(Gr.: telonès) is een in de Evangeliën veel voorkomende benaming voor degene, die de tol (indirecte belasting, vooral in de vorm van in- en uitvoerrechten) inde. Deze tol werd namelijk door de Romeinse staat in de provincie verpacht aan pachters (publicani), die een en ander echter weer onderverpachtten aan lagere beambten.
In de Evangeliën zijn wel doorgaans deze laatsten bedoeld. Hetgeen zij dienden af te dragen poogden zij met grove winst uit hun bedrijf te halen.
Vanwege deze hebzuchtige praktijken en hun relaties met de Romeinen waren zij zeer gehaat bij het volk en werden zij op één lijn gesteld met zondaren en hoeren.

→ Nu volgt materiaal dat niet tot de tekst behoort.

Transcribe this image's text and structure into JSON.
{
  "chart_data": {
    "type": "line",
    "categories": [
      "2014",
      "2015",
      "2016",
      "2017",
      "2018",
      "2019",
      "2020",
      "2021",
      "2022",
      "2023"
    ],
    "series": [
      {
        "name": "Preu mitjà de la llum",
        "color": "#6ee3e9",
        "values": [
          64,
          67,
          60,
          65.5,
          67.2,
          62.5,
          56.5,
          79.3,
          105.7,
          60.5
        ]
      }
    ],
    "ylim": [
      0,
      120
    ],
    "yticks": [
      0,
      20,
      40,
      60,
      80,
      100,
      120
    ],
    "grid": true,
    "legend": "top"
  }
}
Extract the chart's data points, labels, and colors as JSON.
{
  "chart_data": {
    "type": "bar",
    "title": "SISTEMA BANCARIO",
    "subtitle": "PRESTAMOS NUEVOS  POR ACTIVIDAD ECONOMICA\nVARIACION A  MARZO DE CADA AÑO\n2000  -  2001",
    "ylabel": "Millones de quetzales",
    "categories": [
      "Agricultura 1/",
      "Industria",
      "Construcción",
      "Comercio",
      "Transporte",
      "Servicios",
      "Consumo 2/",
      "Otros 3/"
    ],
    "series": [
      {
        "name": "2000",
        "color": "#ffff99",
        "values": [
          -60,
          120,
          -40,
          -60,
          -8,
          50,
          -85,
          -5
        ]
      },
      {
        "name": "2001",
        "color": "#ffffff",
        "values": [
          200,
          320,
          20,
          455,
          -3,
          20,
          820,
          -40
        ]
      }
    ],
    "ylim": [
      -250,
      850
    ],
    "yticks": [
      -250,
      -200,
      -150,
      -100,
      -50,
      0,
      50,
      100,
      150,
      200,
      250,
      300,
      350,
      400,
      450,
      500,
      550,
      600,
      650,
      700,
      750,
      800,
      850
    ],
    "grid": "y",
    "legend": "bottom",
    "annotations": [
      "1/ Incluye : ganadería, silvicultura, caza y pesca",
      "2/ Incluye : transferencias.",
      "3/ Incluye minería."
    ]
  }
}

Meer dan eens wordt echter vermeld, dat Jesus ook deze verachte mensen met barmhartigheid heeft gezocht (zie vooral Luc. 3 : 12-13; 19 : 1-10 en verg. ook de gelijkenis van de Farizeeër en de tollenaar in Luc. 18 : 9-14) en met hen tafelgemeenschap heeft.
Ook een zijner apostelen, namelijk Levi, was een tollenaar (zie Mattheüs). G. s.